Héroe de batallas imposibles, azote de los piratas del Pacífico y azote aún mayor de la mayor flota inglesa jamás reunida, estaba ahora inmovilizado entre bloques de hormigón, setos y grafitis.
Allí era alguien. Aquí... era bronce.
Un par de palomas revolotean y una se posa en su cabeza, imperturbable, como si tuviera reservado el camarote superior.

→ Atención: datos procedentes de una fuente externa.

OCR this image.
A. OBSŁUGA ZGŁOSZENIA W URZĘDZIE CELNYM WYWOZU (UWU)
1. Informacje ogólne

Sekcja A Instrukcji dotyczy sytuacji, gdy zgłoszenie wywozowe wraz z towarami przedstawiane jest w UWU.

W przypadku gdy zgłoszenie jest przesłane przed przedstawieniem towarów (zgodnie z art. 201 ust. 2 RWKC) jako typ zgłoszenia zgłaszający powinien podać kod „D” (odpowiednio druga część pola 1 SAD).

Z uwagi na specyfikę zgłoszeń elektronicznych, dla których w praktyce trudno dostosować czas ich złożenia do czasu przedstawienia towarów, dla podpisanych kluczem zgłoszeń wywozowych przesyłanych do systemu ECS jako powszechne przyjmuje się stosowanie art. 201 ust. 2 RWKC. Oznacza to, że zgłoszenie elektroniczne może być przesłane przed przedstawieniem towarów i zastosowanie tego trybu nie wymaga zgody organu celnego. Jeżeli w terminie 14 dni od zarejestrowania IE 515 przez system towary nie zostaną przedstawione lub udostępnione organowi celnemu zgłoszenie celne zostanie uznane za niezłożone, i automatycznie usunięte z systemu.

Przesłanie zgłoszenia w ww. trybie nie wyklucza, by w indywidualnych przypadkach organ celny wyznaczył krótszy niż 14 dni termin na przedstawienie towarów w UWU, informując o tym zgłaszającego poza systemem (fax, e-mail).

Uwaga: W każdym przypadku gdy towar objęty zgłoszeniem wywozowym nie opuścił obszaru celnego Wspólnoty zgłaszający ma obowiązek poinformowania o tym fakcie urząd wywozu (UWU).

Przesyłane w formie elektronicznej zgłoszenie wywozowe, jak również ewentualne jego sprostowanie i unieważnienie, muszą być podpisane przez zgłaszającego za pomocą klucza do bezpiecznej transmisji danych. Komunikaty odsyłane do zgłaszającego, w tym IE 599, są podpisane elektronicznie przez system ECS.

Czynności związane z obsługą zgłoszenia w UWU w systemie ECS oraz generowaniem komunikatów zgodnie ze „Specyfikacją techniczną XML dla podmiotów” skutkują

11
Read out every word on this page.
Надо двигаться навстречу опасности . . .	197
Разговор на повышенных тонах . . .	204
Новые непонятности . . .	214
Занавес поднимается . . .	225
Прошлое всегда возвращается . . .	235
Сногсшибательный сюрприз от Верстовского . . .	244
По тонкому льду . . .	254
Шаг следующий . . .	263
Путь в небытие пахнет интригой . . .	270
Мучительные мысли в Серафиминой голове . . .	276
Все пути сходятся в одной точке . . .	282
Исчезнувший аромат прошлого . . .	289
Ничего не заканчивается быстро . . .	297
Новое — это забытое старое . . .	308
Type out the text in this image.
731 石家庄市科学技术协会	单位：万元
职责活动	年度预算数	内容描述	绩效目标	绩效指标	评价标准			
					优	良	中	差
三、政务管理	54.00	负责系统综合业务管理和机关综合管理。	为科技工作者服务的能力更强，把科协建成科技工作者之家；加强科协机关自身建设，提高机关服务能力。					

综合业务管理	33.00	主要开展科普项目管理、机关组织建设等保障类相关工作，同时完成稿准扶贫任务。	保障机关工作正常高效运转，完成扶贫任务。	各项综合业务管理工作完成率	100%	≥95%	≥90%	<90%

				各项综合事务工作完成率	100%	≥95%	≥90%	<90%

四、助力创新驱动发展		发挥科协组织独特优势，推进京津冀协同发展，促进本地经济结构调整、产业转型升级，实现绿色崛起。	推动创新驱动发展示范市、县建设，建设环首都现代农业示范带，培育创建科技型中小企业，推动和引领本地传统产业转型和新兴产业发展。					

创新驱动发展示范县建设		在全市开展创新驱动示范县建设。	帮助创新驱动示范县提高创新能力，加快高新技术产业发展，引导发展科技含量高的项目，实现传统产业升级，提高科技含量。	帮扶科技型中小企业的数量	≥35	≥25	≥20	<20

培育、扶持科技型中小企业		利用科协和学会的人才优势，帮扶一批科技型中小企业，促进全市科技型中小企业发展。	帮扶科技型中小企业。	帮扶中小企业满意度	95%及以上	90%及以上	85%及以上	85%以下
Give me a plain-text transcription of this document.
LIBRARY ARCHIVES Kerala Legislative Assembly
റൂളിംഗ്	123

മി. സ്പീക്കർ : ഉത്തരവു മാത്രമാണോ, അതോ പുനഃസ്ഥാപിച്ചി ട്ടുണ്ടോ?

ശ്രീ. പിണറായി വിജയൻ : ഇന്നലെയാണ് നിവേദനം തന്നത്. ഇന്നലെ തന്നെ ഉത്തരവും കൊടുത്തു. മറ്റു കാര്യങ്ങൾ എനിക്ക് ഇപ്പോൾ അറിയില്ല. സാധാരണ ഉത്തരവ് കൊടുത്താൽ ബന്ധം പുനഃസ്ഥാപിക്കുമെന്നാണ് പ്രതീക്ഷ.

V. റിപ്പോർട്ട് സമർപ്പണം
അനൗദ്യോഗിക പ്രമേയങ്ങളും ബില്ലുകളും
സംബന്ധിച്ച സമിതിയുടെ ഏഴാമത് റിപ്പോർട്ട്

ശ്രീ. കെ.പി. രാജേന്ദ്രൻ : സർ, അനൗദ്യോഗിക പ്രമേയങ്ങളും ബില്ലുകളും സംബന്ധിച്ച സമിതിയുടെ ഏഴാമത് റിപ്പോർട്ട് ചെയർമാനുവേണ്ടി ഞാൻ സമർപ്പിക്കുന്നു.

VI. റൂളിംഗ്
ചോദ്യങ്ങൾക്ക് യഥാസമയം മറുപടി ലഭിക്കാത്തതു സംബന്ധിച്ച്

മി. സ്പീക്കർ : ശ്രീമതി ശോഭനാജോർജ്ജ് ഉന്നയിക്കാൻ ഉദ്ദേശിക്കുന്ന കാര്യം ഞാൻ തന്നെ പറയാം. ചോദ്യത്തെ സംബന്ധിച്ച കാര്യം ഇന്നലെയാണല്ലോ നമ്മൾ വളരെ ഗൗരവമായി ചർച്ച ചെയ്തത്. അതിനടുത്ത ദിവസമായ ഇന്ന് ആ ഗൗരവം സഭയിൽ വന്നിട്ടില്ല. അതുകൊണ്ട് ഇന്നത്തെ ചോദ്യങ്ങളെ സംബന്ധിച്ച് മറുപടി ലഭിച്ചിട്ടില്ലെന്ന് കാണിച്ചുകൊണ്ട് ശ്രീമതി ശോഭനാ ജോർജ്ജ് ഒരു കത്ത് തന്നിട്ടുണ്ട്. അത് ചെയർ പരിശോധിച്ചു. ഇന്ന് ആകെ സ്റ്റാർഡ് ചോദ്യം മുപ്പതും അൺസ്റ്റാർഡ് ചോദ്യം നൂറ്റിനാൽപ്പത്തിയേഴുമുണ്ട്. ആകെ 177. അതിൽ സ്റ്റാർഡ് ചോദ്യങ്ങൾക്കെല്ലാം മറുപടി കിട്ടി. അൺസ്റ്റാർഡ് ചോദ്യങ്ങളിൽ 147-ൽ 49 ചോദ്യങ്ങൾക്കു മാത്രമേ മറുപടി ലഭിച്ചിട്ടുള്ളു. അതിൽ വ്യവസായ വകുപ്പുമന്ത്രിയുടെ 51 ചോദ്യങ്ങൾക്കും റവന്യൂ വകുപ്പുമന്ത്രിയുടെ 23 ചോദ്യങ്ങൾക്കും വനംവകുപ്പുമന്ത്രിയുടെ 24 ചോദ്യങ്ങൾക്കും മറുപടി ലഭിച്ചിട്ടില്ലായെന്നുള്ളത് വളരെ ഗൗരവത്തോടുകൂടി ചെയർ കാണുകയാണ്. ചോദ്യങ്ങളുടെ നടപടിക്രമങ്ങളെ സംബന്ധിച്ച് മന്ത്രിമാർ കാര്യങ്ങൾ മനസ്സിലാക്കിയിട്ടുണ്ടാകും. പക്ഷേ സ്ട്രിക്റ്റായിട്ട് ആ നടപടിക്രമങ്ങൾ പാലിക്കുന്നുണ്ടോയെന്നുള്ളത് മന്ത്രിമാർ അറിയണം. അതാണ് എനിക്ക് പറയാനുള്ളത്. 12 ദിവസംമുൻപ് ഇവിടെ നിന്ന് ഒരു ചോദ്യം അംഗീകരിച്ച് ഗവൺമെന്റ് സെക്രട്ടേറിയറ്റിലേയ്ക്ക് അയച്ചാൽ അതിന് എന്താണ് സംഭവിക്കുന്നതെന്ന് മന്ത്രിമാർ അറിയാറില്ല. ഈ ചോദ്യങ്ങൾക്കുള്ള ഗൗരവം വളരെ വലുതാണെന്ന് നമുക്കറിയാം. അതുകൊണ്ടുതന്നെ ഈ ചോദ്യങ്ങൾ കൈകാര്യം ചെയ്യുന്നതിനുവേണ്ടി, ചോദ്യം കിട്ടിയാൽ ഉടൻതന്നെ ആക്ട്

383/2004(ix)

—Buenos días, Isabel —le dice mentalmente, bautizándola por quinta vez ese mes.
Ella arrulla como respuesta, indiferente.
—En mis tiempos —prosigue Blas, para sí mismo, como quien reza— las aves volaban sobre galeones, no sobre bancos con adolescentes medio dormidos.
Así empezaba el día. Todos los días.
Y mientras un grupo de turistas japoneses le hacen fotos con filtros de colores, él piensa en otro lugar, en otro tiempo… navegando lejos de allí.
Capítulo II: un mar de nostalgia_
Pasajes. Octubre de 1677.
Una mañana gris.
Huele a brea, a redes húmedas, a pescado y a cuero salado.
Y él, un crío huesudo, con más ganas que fuerza, pidiendo a gritos que le dejen subir a un barco. Cualquier barco. Aunque fuera como grumete. Aunque fuera para fregar la cubierta. Aunque no volviera.
—¡Tu madre te matará, Blas! —gritaba su tío, el pescador, desde el muelle.
Pero él ya había saltado a la chalupa. Su decisión era clara. El mar le había dicho que lo quería. Y Blas nunca desobedecía a los que mandaban con legitimidad.
Un golpe seco lo arranca de su ensueño.
Un balón de fútbol ha impactado en su rodilla metálica, rebotando con un sonido hueco. Tres niños discuten quién fue el culpable. Uno se acerca a recogerlo y, al ver su rostro fiero de bronce tuerto, retrocede un poco.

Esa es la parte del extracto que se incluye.